AUDITOR GENERAL’S FINDINGS
VETERANS’ MENTAL HEALTH
Veterans Affairs Canada isn’t providing timely access to mental health services. The disability benefits program, “is slow and the application process is complex.” The auditor general says outreach is not wide enough and should, for example, include family doctors.
FEEDING THE NORTH
A special program to subsidize the high cost of food in Canada’s North has not identified eligible communities’ needs properly. As well, Aboriginal Affairs and Northern Development Canada doesn’t know if retailers are actually passing along the full subsidy to consumers in the North.

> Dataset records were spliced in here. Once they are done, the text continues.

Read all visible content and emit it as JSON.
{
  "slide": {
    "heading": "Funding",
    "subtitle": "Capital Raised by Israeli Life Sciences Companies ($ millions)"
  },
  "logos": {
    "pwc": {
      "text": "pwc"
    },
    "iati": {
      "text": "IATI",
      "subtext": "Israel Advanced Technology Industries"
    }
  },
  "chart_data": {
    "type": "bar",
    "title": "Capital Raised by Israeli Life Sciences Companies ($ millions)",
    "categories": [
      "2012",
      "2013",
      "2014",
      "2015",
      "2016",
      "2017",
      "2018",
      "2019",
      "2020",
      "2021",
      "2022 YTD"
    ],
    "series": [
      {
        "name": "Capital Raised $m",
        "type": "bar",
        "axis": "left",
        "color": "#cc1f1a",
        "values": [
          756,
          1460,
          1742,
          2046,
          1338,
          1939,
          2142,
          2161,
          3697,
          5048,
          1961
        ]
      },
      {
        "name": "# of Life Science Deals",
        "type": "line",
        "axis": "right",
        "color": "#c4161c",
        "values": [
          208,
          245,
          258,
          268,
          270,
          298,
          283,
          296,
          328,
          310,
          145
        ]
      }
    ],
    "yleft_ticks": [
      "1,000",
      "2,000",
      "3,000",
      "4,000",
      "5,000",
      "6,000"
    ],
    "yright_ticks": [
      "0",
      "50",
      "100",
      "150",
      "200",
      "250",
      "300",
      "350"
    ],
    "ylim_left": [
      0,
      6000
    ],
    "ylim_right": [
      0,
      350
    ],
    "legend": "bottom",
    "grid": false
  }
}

PRESERVING RECORDS AND HERITAGE
Library and Archives Canada isn’t obtaining the archival records it should from federal departments and agencies. It has a backlog of 98,000 boxes of archival records and doesn’t know when it will finish processing them, let alone when it will be possible for the public to access them. Further, it doesn’t have a proper strategy to preserve digital data.
HUMANITARIAN AID
While the Department of Foreign Affairs, Trade and Development takes into account the needs of populations that require urgent humanitarian assistance, the basis for how much aid it allocates “was often not clearly documented.” Canada can respond quickly to global crises, but the department doesn’t measure its own overall timeliness in delivering help.
AUTOMOTIVE SECTOR
Although the government helped prop up Chrysler Canada and GM Canada after the 2008 economic downtown, there was no “comprehensive reporting ” of information to Parliament. Data on the financial support and its impact existed, but the material was scattered among different reports.
CRIME ACROSS BORDERS
The RCMP generally do not have adequate information about Canadians detained abroad, including sex offenders who may return home. The auditor general recommended that the RCMP and Foreign Affairs collaborate on information about Canadians arrested, charged, convicted or released from prisons abroad.